A força do estudo publicado na Science é o número de genomas completos sequenciados no laboratório Dasa Genômica, 2.723 indivíduos, que compõem a maior coorte publicada até o momento entre as múltiplas coortes que fazem parte de um projeto público mais amplo: Genomas Brasil. Quanto maior o número de estudos publicados com dados genéticos da nossa população, mais rápido chegaremos em uma medicina mais personalizada que consiga usar os dados genéticos de cada indivíduo para auxiliar nas tomadas de decisão para sua saúde.
Temos que salientar que o presente estudo tem por maior finalidade demonstrar geneticamente uma das nossas grandes virtudes, que conhecemos pela nossa história e observando as características de nossa população: a nossa imensa diversidade.
A inovação em saúde hoje foca em uma saúde preventiva e personalizada. Os dados genéticos são utilizados para a prevenção, como na avaliação de risco de câncer. Também podem ser utilizados na personalização da atenção da saúde, aqui podemos citar o ajuste de doses de medicações com os testes de farmacogenômica. Pelo fato de a maioria dessas inovações serem baseadas em dados de europeus, existe o risco de não serem completamente adequados para populações não estudadas, como as indígenas, assim o avanço da medicina ocorre de forma desigual.

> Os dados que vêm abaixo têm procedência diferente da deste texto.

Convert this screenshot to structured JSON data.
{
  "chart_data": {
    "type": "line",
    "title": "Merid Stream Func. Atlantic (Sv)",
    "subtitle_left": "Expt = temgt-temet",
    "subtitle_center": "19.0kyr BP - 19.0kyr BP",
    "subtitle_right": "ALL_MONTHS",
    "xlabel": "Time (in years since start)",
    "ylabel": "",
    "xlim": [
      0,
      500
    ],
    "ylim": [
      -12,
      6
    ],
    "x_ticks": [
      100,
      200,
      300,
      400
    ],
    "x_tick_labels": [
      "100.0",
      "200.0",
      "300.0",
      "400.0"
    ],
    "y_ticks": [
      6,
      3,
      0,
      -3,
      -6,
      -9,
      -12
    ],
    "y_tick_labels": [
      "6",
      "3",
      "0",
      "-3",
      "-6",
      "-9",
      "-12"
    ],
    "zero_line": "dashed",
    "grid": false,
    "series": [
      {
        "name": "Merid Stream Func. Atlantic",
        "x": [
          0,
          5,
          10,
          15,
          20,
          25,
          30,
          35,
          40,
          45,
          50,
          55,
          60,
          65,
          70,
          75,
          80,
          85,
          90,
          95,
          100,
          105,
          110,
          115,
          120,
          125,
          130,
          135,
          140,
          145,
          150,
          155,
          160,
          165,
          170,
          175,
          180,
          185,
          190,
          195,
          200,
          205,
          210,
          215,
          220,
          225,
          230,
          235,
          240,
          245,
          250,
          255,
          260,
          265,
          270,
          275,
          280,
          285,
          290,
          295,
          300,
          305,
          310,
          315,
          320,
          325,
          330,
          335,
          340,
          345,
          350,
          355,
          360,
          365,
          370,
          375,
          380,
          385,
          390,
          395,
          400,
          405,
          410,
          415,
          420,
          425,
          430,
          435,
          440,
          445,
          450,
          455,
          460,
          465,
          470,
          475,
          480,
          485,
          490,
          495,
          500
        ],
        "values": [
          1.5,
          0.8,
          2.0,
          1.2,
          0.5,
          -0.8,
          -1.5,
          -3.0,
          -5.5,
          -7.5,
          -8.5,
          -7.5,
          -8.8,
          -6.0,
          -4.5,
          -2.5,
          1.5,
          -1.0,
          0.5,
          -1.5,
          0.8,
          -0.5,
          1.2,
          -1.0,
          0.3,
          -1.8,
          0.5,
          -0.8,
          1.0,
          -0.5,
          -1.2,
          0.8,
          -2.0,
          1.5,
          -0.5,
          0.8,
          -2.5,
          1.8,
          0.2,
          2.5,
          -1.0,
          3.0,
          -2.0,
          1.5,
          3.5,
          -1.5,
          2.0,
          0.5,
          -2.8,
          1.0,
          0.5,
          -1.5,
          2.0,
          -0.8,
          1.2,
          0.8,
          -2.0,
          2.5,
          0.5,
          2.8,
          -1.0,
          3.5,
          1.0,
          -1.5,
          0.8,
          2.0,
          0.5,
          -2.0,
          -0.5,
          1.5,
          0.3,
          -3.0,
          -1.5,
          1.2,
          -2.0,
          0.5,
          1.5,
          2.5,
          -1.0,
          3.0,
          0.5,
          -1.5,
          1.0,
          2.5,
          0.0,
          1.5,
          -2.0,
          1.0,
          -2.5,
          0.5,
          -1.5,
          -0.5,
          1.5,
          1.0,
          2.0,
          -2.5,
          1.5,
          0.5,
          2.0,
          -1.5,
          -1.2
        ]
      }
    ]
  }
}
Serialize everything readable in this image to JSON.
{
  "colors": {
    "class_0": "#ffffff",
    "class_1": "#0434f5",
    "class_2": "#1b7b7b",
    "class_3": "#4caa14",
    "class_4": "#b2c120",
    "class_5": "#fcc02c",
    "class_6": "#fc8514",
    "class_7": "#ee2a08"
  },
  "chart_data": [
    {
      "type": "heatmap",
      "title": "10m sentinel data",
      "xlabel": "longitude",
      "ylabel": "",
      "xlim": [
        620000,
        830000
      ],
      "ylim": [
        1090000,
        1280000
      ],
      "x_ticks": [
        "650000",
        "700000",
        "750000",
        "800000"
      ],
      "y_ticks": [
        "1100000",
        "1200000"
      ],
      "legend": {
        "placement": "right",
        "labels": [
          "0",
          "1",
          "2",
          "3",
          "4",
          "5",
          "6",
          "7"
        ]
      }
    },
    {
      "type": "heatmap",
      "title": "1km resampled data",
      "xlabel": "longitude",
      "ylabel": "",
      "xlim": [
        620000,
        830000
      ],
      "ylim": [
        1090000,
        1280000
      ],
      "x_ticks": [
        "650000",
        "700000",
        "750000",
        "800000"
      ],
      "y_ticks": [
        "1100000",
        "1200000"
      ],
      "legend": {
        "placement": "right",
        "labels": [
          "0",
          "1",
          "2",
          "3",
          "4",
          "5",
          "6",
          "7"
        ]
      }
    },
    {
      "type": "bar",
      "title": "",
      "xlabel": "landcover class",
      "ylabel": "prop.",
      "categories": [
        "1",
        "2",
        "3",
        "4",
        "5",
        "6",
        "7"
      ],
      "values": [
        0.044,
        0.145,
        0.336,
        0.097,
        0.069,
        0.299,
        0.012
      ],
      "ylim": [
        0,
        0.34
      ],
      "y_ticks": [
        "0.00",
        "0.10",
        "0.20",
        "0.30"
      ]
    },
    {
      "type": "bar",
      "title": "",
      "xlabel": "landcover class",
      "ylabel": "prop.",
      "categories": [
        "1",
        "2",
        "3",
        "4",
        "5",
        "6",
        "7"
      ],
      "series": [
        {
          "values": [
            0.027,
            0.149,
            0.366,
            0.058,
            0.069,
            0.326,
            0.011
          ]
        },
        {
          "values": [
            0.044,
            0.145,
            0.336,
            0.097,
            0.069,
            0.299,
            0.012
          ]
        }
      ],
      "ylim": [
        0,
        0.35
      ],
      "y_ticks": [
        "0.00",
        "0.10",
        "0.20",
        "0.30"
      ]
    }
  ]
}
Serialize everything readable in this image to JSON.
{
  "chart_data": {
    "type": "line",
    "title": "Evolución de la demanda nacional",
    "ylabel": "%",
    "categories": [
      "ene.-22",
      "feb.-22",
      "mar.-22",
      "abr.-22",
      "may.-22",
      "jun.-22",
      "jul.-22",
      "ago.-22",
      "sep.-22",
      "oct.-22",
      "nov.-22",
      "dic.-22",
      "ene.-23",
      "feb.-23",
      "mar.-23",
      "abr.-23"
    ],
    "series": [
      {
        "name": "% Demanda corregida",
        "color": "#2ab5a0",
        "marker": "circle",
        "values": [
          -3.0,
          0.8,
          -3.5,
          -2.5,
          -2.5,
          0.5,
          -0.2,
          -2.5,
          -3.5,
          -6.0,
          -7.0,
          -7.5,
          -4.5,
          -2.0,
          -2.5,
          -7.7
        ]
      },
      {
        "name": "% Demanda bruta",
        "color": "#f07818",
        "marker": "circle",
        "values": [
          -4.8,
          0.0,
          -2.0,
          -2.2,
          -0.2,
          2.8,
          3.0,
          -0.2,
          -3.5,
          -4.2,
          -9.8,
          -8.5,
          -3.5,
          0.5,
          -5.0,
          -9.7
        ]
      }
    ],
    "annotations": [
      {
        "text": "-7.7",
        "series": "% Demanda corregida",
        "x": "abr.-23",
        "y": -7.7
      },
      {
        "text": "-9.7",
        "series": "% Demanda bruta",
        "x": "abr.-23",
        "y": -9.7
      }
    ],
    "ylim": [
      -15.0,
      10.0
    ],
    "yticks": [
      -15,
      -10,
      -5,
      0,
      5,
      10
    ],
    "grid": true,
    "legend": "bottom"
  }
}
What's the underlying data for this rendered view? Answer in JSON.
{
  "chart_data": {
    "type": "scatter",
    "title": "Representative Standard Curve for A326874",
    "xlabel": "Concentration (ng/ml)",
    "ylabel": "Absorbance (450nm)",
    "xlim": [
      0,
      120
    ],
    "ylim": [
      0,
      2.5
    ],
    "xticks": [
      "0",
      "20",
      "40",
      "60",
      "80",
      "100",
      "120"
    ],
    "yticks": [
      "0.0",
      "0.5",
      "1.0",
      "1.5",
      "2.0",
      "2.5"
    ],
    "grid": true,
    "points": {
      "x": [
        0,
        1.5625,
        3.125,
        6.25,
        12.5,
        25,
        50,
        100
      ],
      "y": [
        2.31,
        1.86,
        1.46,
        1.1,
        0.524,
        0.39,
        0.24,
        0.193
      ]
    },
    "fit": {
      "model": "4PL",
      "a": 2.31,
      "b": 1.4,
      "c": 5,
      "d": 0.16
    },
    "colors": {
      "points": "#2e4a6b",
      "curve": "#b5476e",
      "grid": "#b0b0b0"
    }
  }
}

O estudo também identifica que, ao longo dos séculos, desde que houve a migração de populações europeias e africanas com a população indígena no Brasil, existe uma seleção de variantes genéticas, ou sejam uma vantagem para grupos de pessoas que apresentavam mutações, relacionadas a fertilidade, resposta imunológica e traços metabólicos. Isso pode ser importante para orientar políticas públicas de saúde para prevenção de doenças infecciosas ou metabólicas, tais como orientações nutricionais ou talvez quais vacinas terão que ter seu desenvolvimento priorizado.
* Cristovam Scapulatempo Neto, diretor médico de Anatomia Patológica e Genética da Dasa e Guilherme Yamamoto, líder de inovação genômica e bioinformática da Dasa Genômica.